Friendship thrives in unstructured time. Student life is a time that many people establish key friendships, based on having a lot of people around and some time to hang out. Of course, the unstructured time is being squeezed out as more students have to work longer hours in part-time jobs to make ends meet.
In fact, the lean ethos of contemporary capitalism frowns on hanging out. Even at the level of childhood, play time is being squeezed out by increased pressure to perform on standardized tests and driving longer distances to more structured activities. At work, intensification of our jobs means less time even to be even marginally pleasant to one another. Further, the atmosphere of insecurity is being used by employers to ramp up a sense of competition and individualism. Cuts in benefits and pensions and a shift to personal responsibility undercut the sense of a shared future that can contribute to solidarity.
Friendship is also undercut by the increase in poverty and homelessness created by cuts to social services and the elimination of programmes to construct new affordable housing. People do establish important bonds in all kinds of difficult situations, but it can be very hard to maintain those connections when pushed into constant insecurity and flux. The sheer pressure of keeping life going under these circumstances often takes a huge toll on personal relationships.
Finally, capitalist restructuring has driven commodification much deeper into our daily lives. We have less and less access to public space, free time and non-market goods as these are cut or eliminated, forcing us to rely on buying and selling to meet our wants and needs. For most of us, selling means primarily peddling our capacity to work to employers, while buying means paying for all kinds of good and services regardless of our income, from food to housing to paying tuition fees for a post-secondary education.

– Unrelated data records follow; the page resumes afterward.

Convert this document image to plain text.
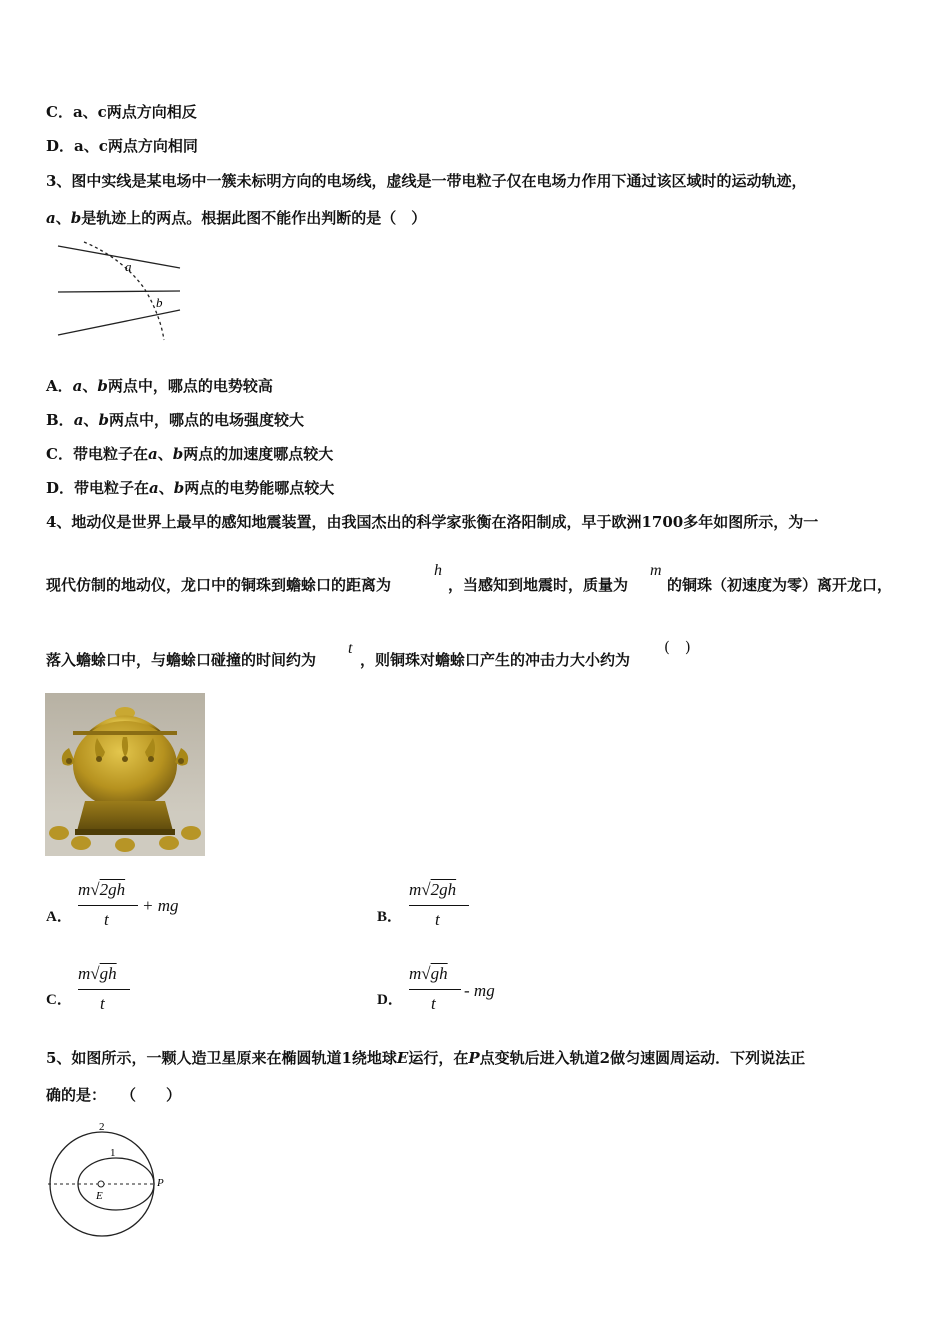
C．a、c两点方向相反
D．a、c两点方向相同
3、图中实线是某电场中一簇未标明方向的电场线，虚线是一带电粒子仅在电场力作用下通过该区域时的运动轨迹，
a、b是轨迹上的两点。根据此图不能作出判断的是（　）
a
b
A．a、b两点中，哪点的电势较高
B．a、b两点中，哪点的电场强度较大
C．带电粒子在a、b两点的加速度哪点较大
D．带电粒子在a、b两点的电势能哪点较大
4、地动仪是世界上最早的感知地震装置，由我国杰出的科学家张衡在洛阳制成，早于欧洲1700多年如图所示，为一
现代仿制的地动仪，龙口中的铜珠到蟾蜍口的距离为
h
，当感知到地震时，质量为
m
的铜珠（初速度为零）离开龙口，
落入蟾蜍口中，与蟾蜍口碰撞的时间约为
t
，则铜珠对蟾蜍口产生的冲击力大小约为
(　)
A．
m√2gh
t
+ mg
B．
m√2gh
t
C．
m√gh
t	D．
m√gh
t
- mg
5、如图所示，一颗人造卫星原来在椭圆轨道1绕地球E运行，在P点变轨后进入轨道2做匀速圆周运动．下列说法正
确的是：　　（　　）
2
1
E
P
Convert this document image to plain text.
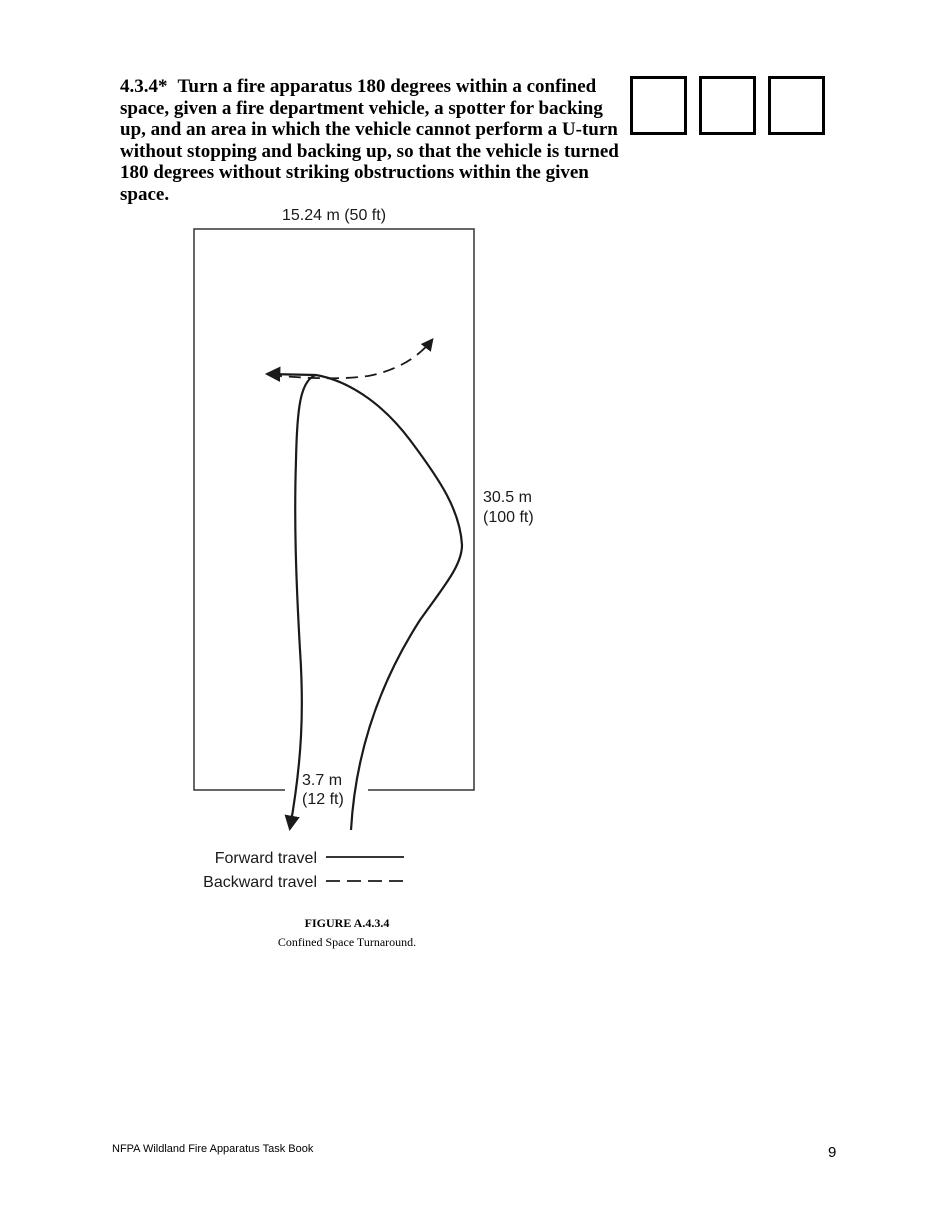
4.3.4* Turn a fire apparatus 180 degrees within a confined space, given a fire department vehicle, a spotter for backing up, and an area in which the vehicle cannot perform a U-turn without stopping and backing up, so that the vehicle is turned 180 degrees without striking obstructions within the given space.
15.24 m (50 ft)
30.5 m
(100 ft)
3.7 m
(12 ft)
Forward travel
Backward travel
FIGURE A.4.3.4
Confined Space Turnaround.
NFPA Wildland Fire Apparatus Task Book	9
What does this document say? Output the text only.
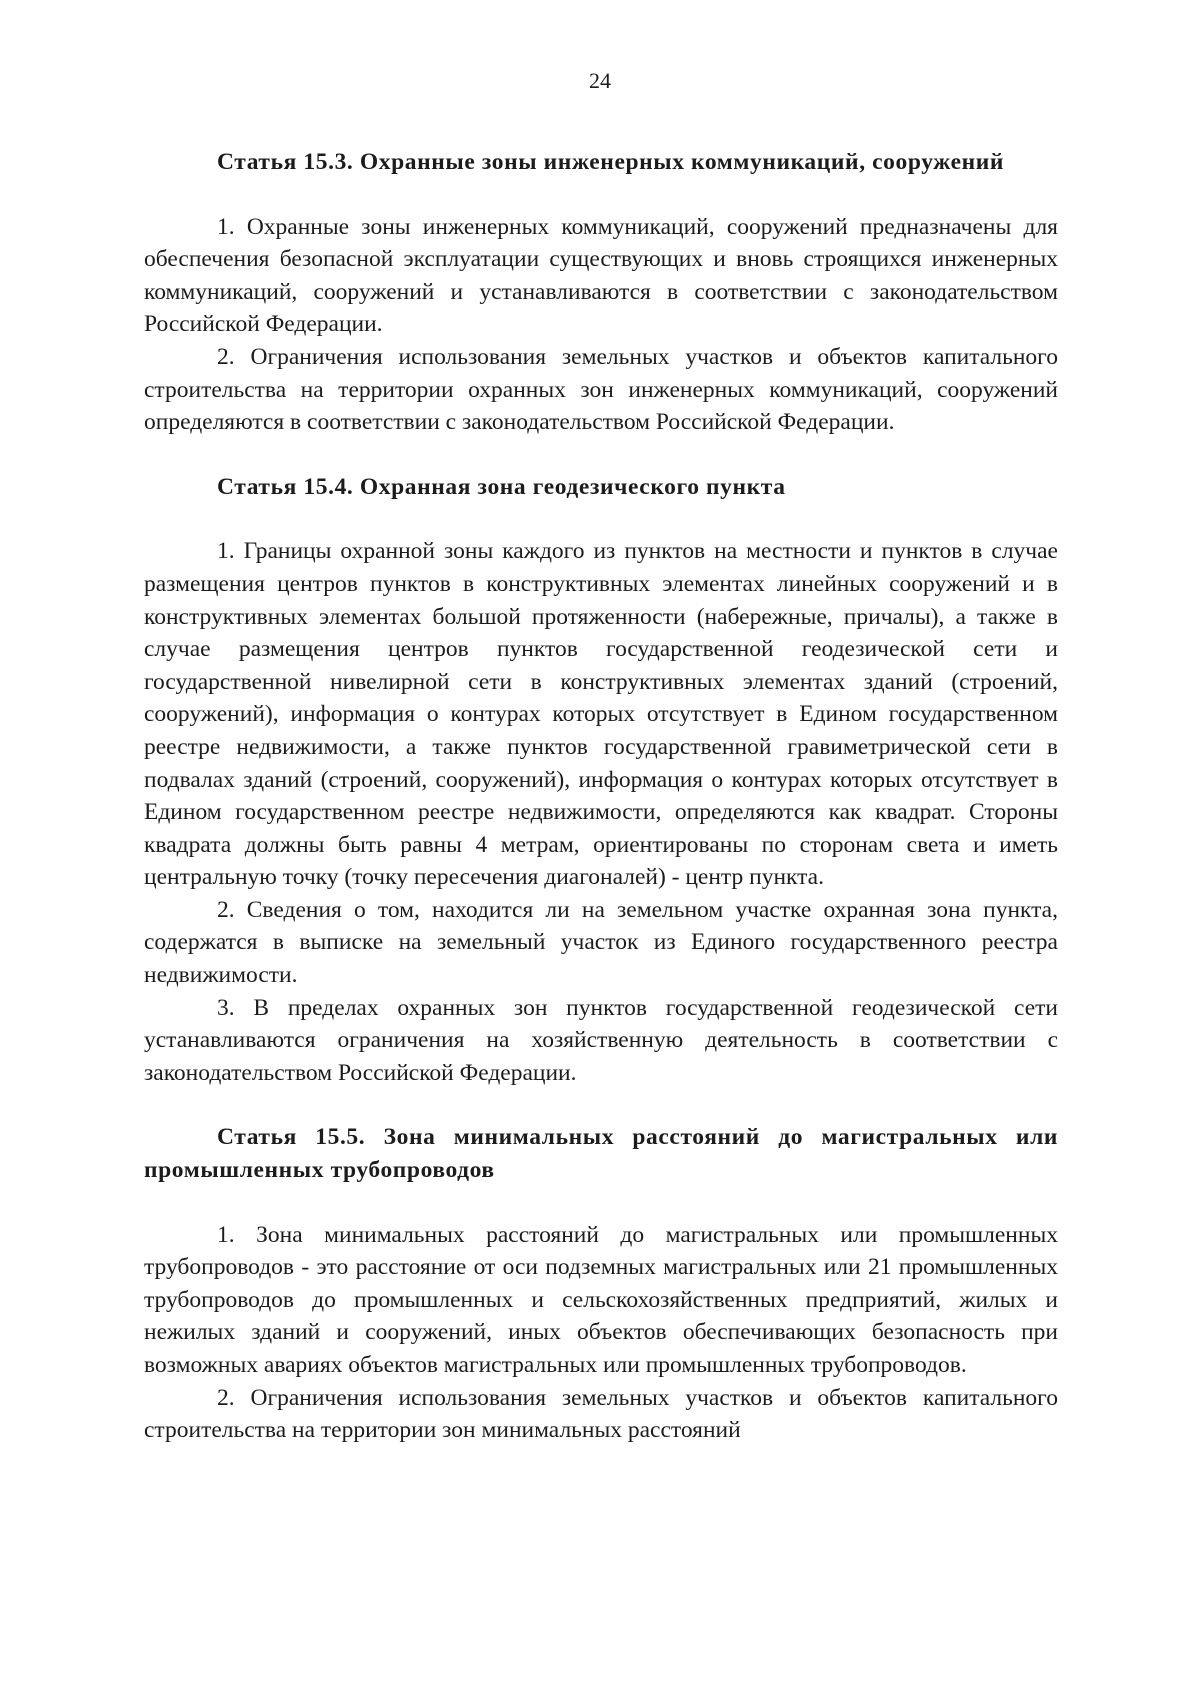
24

Статья 15.3. Охранные зоны инженерных коммуникаций, сооружений

1. Охранные зоны инженерных коммуникаций, сооружений предназначены для обеспечения безопасной эксплуатации существующих и вновь строящихся инженерных коммуникаций, сооружений и устанавливаются в соответствии с законодательством Российской Федерации.

2. Ограничения использования земельных участков и объектов капитального строительства на территории охранных зон инженерных коммуникаций, сооружений определяются в соответствии с законодательством Российской Федерации.

Статья 15.4. Охранная зона геодезического пункта

1. Границы охранной зоны каждого из пунктов на местности и пунктов в случае размещения центров пунктов в конструктивных элементах линейных сооружений и в конструктивных элементах большой протяженности (набережные, причалы), а также в случае размещения центров пунктов государственной геодезической сети и государственной нивелирной сети в конструктивных элементах зданий (строений, сооружений), информация о контурах которых отсутствует в Едином государственном реестре недвижимости, а также пунктов государственной гравиметрической сети в подвалах зданий (строений, сооружений), информация о контурах которых отсутствует в Едином государственном реестре недвижимости, определяются как квадрат. Стороны квадрата должны быть равны 4 метрам, ориентированы по сторонам света и иметь центральную точку (точку пересечения диагоналей) - центр пункта.

2. Сведения о том, находится ли на земельном участке охранная зона пункта, содержатся в выписке на земельный участок из Единого государственного реестра недвижимости.

3. В пределах охранных зон пунктов государственной геодезической сети устанавливаются ограничения на хозяйственную деятельность в соответствии с законодательством Российской Федерации.

Статья 15.5. Зона минимальных расстояний до магистральных или промышленных трубопроводов

1. Зона минимальных расстояний до магистральных или промышленных трубопроводов - это расстояние от оси подземных магистральных или 21 промышленных трубопроводов до промышленных и сельскохозяйственных предприятий, жилых и нежилых зданий и сооружений, иных объектов обеспечивающих безопасность при возможных авариях объектов магистральных или промышленных трубопроводов.

2. Ограничения использования земельных участков и объектов капитального строительства на территории зон минимальных расстояний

Friendship has not been particularly susceptible to commodification, in contrast with many other areas of interpersonal connection. Sexual and dating relationships are marked by a feast of goods and services, ranging from the fashion industry to text messaging to fitness products. Marriages are recognized through expensive and commodity-laden wedding festivities as well as anniversary gifts, flowers, or exotic underwear to show you still have it. Child-parent relationships are heavily commodified, from the gluttony of the Christmas gift fest to back-to-school shopping. Indeed, there may be a connection between overworked parents being deprived of the time and energy to spend with their children and the substitution of commodities for real shared experience.
Friendship is not particularly commodified and thus has a relatively low profile in popular culture. The TV series Friends, for example, was really about sex and dating rather than the ups and downs of friendships over time. All in all, friendship lacks the mystique of more intensely commodified relationships, which seem to acquire allure from their connection with market exchange.
Marx’s idea of commodity fetishism was that we attribute human powers to things exchanged on the market and see the actual realm of human existence as dull and thing-like. The seemingly impersonal move of stock prices up or down, for example, seems to have an impact on the lives of millions. It actually feels like the goods and services are working it out between themselves and then making us live according to their rules. The macaroni and cheese box says, “I don’t care how hungry you or your children are, I am only available for my price.” The very real social relations that underpin these transactions are invisible to us, what we see is powerful goods and services and apparently powerless people peddling their asses in crap jobs to meet the demands of a bunch of things.
The allure of the commodity is there in the grand mythology of the perfect wedding day (existing primarily for the photos of the outfits), just as it is there in the idea that you’ll get laid if you have the right car, or that you should smother your kids in gifts on their birthday even if it drives your deeper into debt. Friendship, it seems, doesn’t have price in the same way, and therefore tends to seem less important and to disappear from view. The rate of friendship is therefore in decline in lean times when we all need to count on someone.